Keodalah sued Allstate as well as Smith individually, asserting claims for bad faith, violations of the Consumer Protection Act (“CPA”), and violations of the Insurance Fair Conduct Act (“IFCA”).  The trial court dismissed Keodalah’s claims against Smith without a trial, ruling that insureds can’t sue individual adjusters for insurance bad faith.

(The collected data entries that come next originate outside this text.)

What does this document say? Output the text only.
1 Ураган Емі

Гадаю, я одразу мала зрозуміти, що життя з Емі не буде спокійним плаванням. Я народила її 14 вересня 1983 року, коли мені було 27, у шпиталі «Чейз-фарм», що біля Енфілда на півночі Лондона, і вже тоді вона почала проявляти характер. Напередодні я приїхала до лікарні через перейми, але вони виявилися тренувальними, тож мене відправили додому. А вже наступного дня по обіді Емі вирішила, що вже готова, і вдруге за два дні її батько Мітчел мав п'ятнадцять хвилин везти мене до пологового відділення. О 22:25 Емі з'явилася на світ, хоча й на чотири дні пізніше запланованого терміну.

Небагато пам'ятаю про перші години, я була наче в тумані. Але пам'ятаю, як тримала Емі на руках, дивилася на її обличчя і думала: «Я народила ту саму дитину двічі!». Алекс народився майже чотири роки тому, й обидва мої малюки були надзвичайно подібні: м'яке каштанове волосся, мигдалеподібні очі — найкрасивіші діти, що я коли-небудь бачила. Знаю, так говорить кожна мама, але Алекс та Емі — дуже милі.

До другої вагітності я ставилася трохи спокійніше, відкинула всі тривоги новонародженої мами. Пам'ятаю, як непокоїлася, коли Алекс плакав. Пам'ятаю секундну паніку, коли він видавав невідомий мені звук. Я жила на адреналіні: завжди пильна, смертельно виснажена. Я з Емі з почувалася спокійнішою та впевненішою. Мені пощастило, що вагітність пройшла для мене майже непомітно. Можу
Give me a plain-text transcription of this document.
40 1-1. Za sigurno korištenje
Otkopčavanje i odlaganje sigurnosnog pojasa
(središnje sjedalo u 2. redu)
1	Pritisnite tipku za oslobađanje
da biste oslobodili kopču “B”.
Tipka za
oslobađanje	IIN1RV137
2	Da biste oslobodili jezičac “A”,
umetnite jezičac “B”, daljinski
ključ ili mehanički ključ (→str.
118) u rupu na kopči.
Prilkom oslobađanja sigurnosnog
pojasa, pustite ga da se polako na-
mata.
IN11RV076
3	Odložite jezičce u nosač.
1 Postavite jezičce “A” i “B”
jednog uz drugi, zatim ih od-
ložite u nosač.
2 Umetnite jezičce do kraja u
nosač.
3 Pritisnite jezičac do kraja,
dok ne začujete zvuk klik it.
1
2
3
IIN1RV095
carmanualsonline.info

On appeal, the Court of Appeals decided the trial court was wrong and that policyholders like Keodalah can sue individual insurance adjusters as well as the insurance company.  The court relied on Washington insurance law which imposes a duty of good faith on “all persons” engaged in the business of insurance, including specifically “the insurer…and their representatives.” (emphasis added).  Because Ms. Smith, as an insurance adjuster, “was engaged in the business of insurance and was acting as an Allstate representative,” the appeals court had no difficulty concluding Smith owed Keodalah a duty of good faith and could be sued for breaching that duty.  The court also distinguished several other Washington and federal court decisions the adjuster relied on.

Keodalah has several potential implications for future insurance disputes.  Obviously, the adjuster’s personal exposure adds a significant dimension to the dispute.  And foreign insurers employing Washington adjusters could likely be sued in state court without removal to federal court (which is typically more favorable to the insurer), because federal courts typically only have diversity in insurance disputes where all the parties are citizens of different states.